Imagine one of your buddies showed up to work on a Monday telling the tale of how he got to shake Stevie Ray Vaughan's hand while he was playing the guitar... You'd instantly call shenanigans. It doesn't sound like a situation that would ever happen, even in your own wildest dreams, but there's video proof of such an event happening.

Nobody is denying that Stevie Ray was an incredible royalty to the art of music. I'm sure you've seen the video where he breaks a string mid-solo, swaps to a different scale up the neck and never misses a beat... Furthermore, his guitar tech delivers him a different guitar, and he manages to get it all swapped out before departing on another epic journey up the frets.
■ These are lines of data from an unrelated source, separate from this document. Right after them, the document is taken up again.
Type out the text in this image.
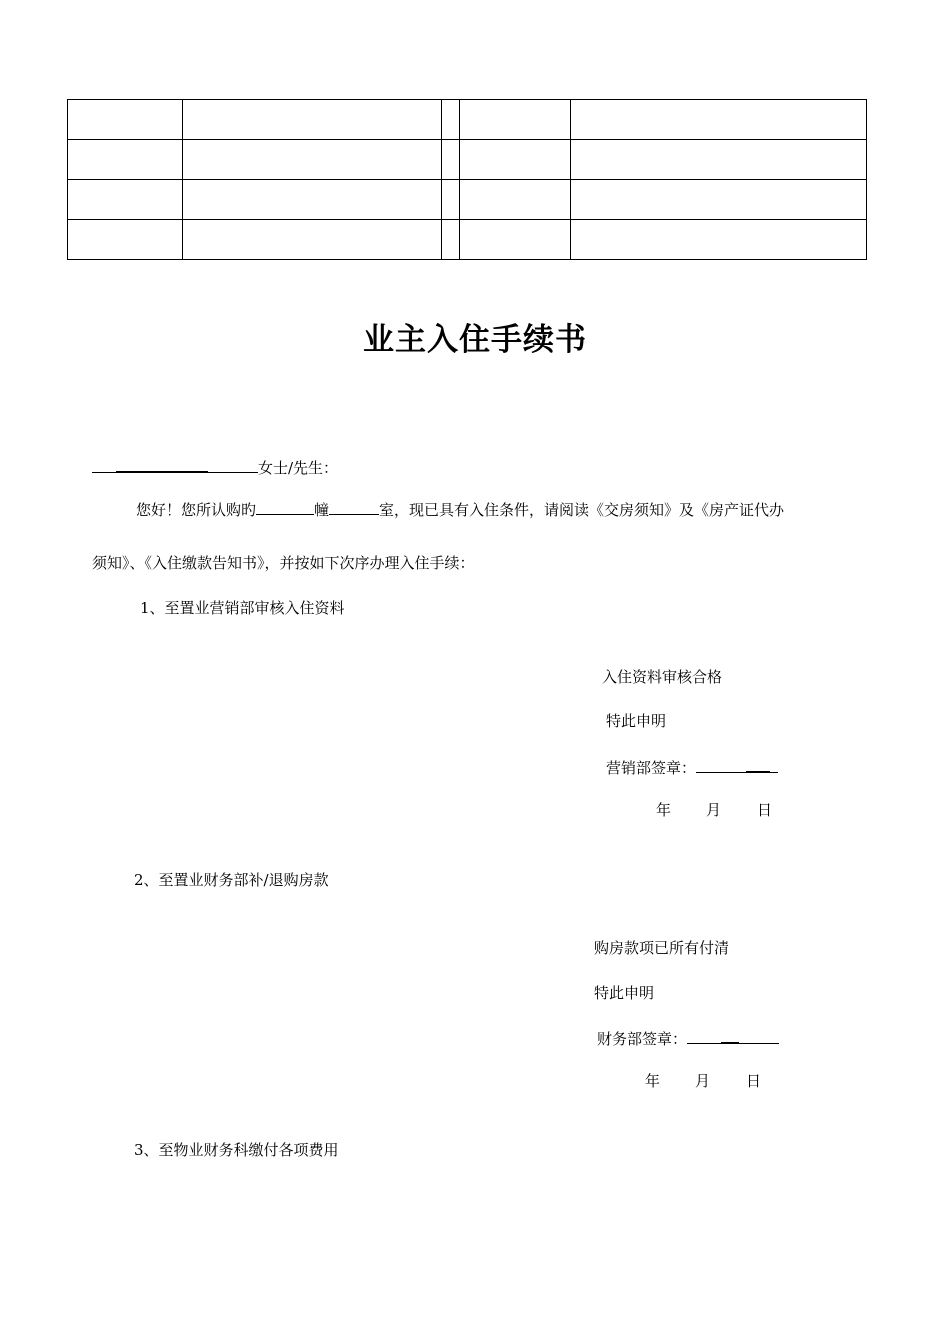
业主入住手续书
女士/先生：
您好！您所认购旳	幢	室，现已具有入住条件，请阅读《交房须知》及《房产证代办
须知》、《入住缴款告知书》，并按如下次序办理入住手续：
1、至置业营销部审核入住资料
入住资料审核合格
特此申明
营销部签章：
年 月 日
2、至置业财务部补/退购房款
购房款项已所有付清
特此申明
财务部签章：
年 月 日
3、至物业财务科缴付各项费用
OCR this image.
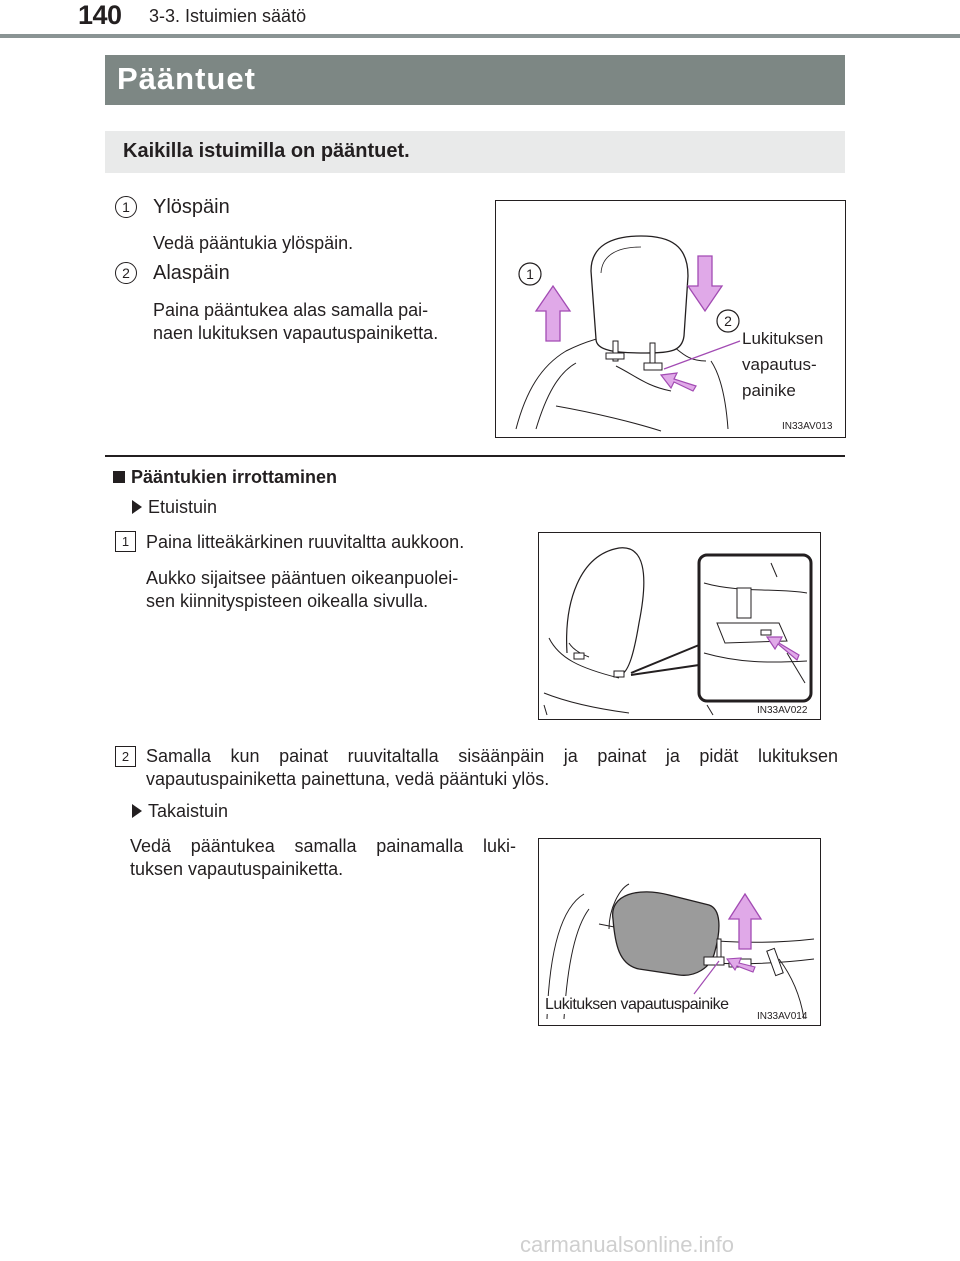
140 3-3. Istuimien säätö
Pääntuet
Kaikilla istuimilla on pääntuet.
1	Ylöspäin
Vedä pääntukia ylöspäin.
2	Alaspäin
Paina pääntukea alas samalla pai-
naen lukituksen vapautuspainiketta.
1
2
Lukituksen
vapautus-
painike
IN33AV013
Pääntukien irrottaminen
Etuistuin
1 Paina litteäkärkinen ruuvitaltta aukkoon.
Aukko sijaitsee pääntuen oikeanpuolei-
sen kiinnityspisteen oikealla sivulla.
IN33AV022
2 Samalla kun painat ruuvitaltalla sisäänpäin ja painat ja pidät lukituksen
vapautuspainiketta painettuna, vedä pääntuki ylös.
Takaistuin
Vedä pääntukea samalla painamalla luki-
tuksen vapautuspainiketta.
Lukituksen vapautuspainike
IN33AV014
carmanualsonline.info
It's a video that has floated the web for decades to remind people how good he actually was. This hand shake video just further proves it.

While I may not be the biggest SRV fan, I can appreciate and admit he would have been a lasting talent in this world. Even long after his "sound" fell out of favor with people, his shows would be sold out, his new albums would be bought, he'd still find himself atop any number of charts across the world. How many artists can you say that about?
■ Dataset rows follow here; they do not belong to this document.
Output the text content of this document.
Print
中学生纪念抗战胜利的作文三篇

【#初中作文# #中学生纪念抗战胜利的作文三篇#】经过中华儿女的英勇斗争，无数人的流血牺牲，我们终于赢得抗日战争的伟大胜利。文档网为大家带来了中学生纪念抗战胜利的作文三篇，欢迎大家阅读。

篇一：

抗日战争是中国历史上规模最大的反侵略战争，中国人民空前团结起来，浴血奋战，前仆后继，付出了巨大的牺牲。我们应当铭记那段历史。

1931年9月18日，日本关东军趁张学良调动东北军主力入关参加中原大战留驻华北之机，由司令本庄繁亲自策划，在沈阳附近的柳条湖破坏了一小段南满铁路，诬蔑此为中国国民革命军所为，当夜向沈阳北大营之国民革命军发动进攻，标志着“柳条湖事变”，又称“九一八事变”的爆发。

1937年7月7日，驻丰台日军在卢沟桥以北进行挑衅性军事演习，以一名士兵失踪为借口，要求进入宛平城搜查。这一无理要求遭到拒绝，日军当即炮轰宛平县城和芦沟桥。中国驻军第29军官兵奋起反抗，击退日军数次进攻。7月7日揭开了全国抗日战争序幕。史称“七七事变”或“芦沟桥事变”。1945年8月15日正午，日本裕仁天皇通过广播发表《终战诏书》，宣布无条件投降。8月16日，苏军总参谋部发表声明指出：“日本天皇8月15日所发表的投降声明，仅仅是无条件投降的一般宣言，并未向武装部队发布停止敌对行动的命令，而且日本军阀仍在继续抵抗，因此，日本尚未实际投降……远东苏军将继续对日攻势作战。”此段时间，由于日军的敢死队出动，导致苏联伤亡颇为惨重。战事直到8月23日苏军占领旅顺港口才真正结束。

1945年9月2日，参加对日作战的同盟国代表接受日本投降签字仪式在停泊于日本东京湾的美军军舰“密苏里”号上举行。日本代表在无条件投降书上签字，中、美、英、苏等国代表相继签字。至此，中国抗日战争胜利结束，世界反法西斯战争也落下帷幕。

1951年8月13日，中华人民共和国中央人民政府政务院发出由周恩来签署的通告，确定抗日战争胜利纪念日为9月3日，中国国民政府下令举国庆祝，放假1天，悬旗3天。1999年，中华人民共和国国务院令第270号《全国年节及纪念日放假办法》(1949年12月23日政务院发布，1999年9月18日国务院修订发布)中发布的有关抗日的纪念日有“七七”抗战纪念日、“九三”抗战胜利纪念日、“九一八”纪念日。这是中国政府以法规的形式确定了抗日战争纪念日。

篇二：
Before you mention Hendrix or Janis Joplin, I'm gonna hit you with a hard truth real quick... There are many artists out there that, if they didn't die in their prime, they'd be on a list of "Where Are They Now?" They would have washed up long ago. Hendrix and Joplin fall on that list for me. I know it's unpopular, and I'm prepared for the impotent rage of hipster fake-fans that are about to email me explaining how I'm wrong, but deep down, you know it's true. Very, very few artists seem to have the talents to last. That doesn't mean they aren't still doing what they do, look at ZZ Top. They still tour, they still sell out every show, and their shows are a blast to be at... but they washed up a long time ago.Take Billie Gibbons for example... arguably the greatest guitar player of his generation as voted by the guitar greats, how long has it been since anyone wanted to hear his newest release with or without ZZ Top? Doesn't mean he doesn't have die-hard fans, just means he's fallen into a niche category. I'd still pay to see him, but he could live and make music for another fifty years and never rise to the level of a SRV... and that's coming from someone who doesn't really enjoy SRV.
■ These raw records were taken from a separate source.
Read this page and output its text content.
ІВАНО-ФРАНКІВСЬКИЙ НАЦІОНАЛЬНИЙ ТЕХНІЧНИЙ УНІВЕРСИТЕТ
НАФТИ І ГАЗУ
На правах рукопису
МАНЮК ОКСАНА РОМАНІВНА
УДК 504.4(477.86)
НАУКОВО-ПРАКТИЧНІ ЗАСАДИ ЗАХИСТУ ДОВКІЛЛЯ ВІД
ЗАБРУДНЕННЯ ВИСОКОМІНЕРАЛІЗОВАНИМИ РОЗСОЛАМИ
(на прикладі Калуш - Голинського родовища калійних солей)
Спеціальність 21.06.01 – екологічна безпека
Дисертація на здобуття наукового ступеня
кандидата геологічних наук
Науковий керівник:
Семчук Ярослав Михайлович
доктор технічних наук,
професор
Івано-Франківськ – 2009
It's not even limited to individuals, look at some of the most popular touring bands. KISS, Skynyrd, System of a Down, Nickelback, Aerosmith, AC/DC, and countless others. They all hit peak popularity, and switched over to maintenance mode. They no longer care to make new classic jams, but rather to tour and make money on their past achievements. I know Critter will probably come cuss me for it, but even bands as big as Metallica and Slayer fall into that category. Metallica will never recapture their thrash roots. Money cures angst, and without angst, there's no meaning. Slayer spent a career trying to live up to the song that gave them worldwide fame. I don't think a person like SRV would have stalled quite like that. All the same, if the helicopter crash didn't take him when it did, drugs and booze would have done it somewhere in the 90's, and we still be having this same discussion. Every time I see a biopic show or clip online of that man playing, I slowly become an ever increasing fan of what he accomplished in his short life. He was just before my time, and I'm playing catch-up.

On a side note, if you play guitar and wonder how Stevie managed such a fat sound out of a strat, it's all in the strings. He played on extremely heavy gauge, finger torturing strings.